We are already very familiar with Samsung’s folding smartphone, the Samsung Galaxy F, with the device likely the first of a wave of folding smartphones released this year by competitors like LG and Huawei.

One company which is expected to wait at least till 2020 to enter the market is Apple, and it now seems the company may make a giant departure from the rest of the market, with a phone which does not fold inwards but opens up outwards.

The idea is hinted at by Federico Casalegno, head of Samsung Design Innovation Center, who is quoted in the Korea Herald as saying:

Compared to the wrap-around display phone — which Apple seems to be looking into as one possible design for its foldable model — Casalegno said Samsung’s in-folding display phone could provide better experiences for users in terms of design.

The outward folding phone is actually a much simpler device to create than an inward folding phone, due to the larger turn radius, which explains why the only actual folding phone with a flexible screen which is on sale uses an outward folding screen.

It does, however, produce a device with a rather bulky hinge, though work to produce a better inward folding phone screen will of course also advantage work for an outward folding phone even more easily.
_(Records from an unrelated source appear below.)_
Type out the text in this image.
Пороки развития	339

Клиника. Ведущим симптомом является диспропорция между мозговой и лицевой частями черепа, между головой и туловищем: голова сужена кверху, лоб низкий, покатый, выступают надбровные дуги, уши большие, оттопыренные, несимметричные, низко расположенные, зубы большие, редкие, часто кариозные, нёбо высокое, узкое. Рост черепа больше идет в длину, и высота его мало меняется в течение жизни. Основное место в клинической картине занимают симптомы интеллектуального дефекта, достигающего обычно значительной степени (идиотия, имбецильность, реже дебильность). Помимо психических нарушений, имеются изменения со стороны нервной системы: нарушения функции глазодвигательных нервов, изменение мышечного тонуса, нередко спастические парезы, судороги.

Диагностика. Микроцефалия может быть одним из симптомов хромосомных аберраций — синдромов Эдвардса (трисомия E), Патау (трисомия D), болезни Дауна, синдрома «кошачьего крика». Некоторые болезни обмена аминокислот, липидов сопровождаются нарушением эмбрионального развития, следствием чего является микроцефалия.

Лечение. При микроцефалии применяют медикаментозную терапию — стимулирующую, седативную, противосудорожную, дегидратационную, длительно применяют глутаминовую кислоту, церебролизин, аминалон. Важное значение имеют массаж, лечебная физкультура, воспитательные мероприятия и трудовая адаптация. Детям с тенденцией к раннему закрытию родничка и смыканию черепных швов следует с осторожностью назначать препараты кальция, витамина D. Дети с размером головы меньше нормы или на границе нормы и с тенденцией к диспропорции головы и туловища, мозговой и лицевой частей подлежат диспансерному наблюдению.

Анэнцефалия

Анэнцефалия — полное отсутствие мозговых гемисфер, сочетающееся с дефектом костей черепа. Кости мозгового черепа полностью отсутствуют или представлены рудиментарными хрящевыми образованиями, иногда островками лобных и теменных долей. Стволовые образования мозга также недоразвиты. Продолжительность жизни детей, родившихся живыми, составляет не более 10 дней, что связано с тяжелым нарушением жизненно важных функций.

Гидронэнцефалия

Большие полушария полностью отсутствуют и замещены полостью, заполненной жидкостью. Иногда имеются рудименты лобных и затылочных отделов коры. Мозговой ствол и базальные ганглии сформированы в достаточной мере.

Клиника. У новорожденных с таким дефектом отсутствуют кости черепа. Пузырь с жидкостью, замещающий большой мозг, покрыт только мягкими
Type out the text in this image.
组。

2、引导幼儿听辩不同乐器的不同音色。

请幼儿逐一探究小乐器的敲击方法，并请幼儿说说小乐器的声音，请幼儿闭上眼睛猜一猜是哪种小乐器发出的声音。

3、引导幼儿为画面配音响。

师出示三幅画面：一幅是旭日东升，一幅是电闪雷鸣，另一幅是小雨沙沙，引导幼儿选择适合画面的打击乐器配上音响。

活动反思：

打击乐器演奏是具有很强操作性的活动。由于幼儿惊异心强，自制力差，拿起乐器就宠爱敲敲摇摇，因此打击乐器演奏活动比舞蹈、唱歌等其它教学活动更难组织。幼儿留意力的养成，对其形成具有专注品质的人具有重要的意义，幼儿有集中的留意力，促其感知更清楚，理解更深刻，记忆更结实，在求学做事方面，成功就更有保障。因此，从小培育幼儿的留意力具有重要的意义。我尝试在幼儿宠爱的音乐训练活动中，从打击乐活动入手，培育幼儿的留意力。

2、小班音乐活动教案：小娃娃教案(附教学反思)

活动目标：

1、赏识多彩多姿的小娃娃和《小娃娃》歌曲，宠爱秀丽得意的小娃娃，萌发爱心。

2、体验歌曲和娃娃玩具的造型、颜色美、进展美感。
Apple has hinted at using the back of the phone as a display surface in a 2013 patent, as noted by BGR, who quotes:

In the last few years the functionality of portable electronic devices has increased exponentially. Further improvements be realized by investigating ways to maximize the utility of unused portions of these devices. The Form factor is an interesting area for development given that a large majority of portable electronic devices have settled into a standard form factor; namely a flat planar form factor with a display on one side and an opaque housing which contains the electrical components covering the rear surface of the device. Unfortunately, this popular form factor leaves the sides and rear surfaces of the device unused or at best configured with buttons and switches with fixed location and functionality. Since many of these buttons and switches have fixed functionality they cannot always be incorporated into third-party applications.

It would be interesting to see if Apple would forge their own way, and how the market would react to the design, which is ultimately cheaper and easier to produce, but also certainly uglier and more ungainly. Like the notch, will we see many companies rushing to follow the lead, or will it be another example of Apple losing touch with consumers?